De Koning's form just keeps reaching a new level. Champion Data has had De Koning as the No.1 rated player on the ground in his past three matches for the Blues – making him the 29th player ever to complete that three-game streak and just the second ever ruckman after Fremantle's Sean Darcy last achieved it from round 16-18 in 2021.
His 35.5 AFL Player Ratings points last week against Geelong, where he was matched up on younger brother Sam, was the second highest rated game by a ruckman on record and his 36 clearances over the past four games is the second most for a ruck in Champion Data's recording history (Western Bulldogs great Luke Darcy had 41 from round six to nine in 2002). Interestingly, Sam De Koning was the No.2 rated player on the ground, making it just the second time two brothers have been rated as the two best on the ground (Nick and Josh Daicos did it in round 18 last year).
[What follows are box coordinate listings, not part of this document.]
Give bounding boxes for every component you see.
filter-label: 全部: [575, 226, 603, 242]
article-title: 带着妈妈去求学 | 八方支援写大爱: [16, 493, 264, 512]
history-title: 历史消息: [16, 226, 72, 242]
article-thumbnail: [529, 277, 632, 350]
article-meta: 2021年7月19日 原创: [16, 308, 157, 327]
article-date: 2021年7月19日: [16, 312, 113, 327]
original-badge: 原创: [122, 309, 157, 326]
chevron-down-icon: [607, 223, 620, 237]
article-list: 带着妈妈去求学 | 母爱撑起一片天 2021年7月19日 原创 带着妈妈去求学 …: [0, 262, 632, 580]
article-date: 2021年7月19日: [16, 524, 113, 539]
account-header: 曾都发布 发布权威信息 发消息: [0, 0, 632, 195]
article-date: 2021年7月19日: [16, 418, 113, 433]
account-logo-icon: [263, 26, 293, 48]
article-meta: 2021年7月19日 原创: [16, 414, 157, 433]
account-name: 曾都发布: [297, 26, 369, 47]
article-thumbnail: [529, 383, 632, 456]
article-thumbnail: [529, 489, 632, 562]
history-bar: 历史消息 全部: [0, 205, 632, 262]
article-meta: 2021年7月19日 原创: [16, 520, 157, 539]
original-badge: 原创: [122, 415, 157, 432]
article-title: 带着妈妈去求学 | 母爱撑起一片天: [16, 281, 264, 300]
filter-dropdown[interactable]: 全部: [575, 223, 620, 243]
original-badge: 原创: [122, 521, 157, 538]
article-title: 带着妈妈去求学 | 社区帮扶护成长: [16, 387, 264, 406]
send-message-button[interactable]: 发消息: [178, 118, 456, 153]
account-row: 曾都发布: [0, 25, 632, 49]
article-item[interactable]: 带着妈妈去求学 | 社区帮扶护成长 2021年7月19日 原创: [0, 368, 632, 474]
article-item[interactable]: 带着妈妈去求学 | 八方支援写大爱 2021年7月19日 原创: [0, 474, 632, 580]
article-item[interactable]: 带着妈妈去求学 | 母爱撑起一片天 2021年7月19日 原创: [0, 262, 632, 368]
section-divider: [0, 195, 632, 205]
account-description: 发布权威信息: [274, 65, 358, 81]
De Koning's 64 contested possessions over the past four matches is the eighth most by a ruckman on record but only the third most by a ruck this season, with Swans star Brodie Grundy having 70 over his past four games.
The 24-year-old's emergence as one of the competition's best ruckmen continued what AFL.com.au described earlier this month as the new wave of big men dominating around the ground as well as in the air.
It is a form line that was kickstarted in last year's finals series which saw De Koning's stardom build, on top of some Robbie Williams pop song assistance.
The next phase comes in the contract. Carlton will be keen to get the deal done as soon as possible and as a free agent De Koning will command long-term offers and big-money deals.
Million-dollar ruckmen are few and far between in football, with West Coast's Nic Naitanui and Collingwood then Melbourne and now Sydney's Grundy also in the club. But De Koning's ascent and the changing nature of the ruck role will give him power to join the rare group even as the Blues try to lock him down before he reaches his free agency season.
Carlton's big five have always been central to its flag aspirations – the midfield duo of Patrick Cripps and Sam Walsh, forward pair Charlie Curnow and Harry McKay and defender Jacob Weitering. Weitering, too, enters a free agency year next year and will be commanding seven-figure sums, as will Walsh the following season in 2026 as a restricted free agent.
De Koning's arrival as the sixth member of the band has given Carlton its newest weapon and will also implore rivals to bring out the chequebook again.
He is the latest cog in a Carlton machine that is humming at the moment, with Michael Voss' side overlapping high scores with high pressure.
Champion Data showed there has been just 10 sides since 2013 who have scored at least 135 points in a game while also recording a pressure rating of over 200, like the Blues did against Geelong last week. Three of these have been Carlton in the 13 months – round seven, 2023, round three this year and last week.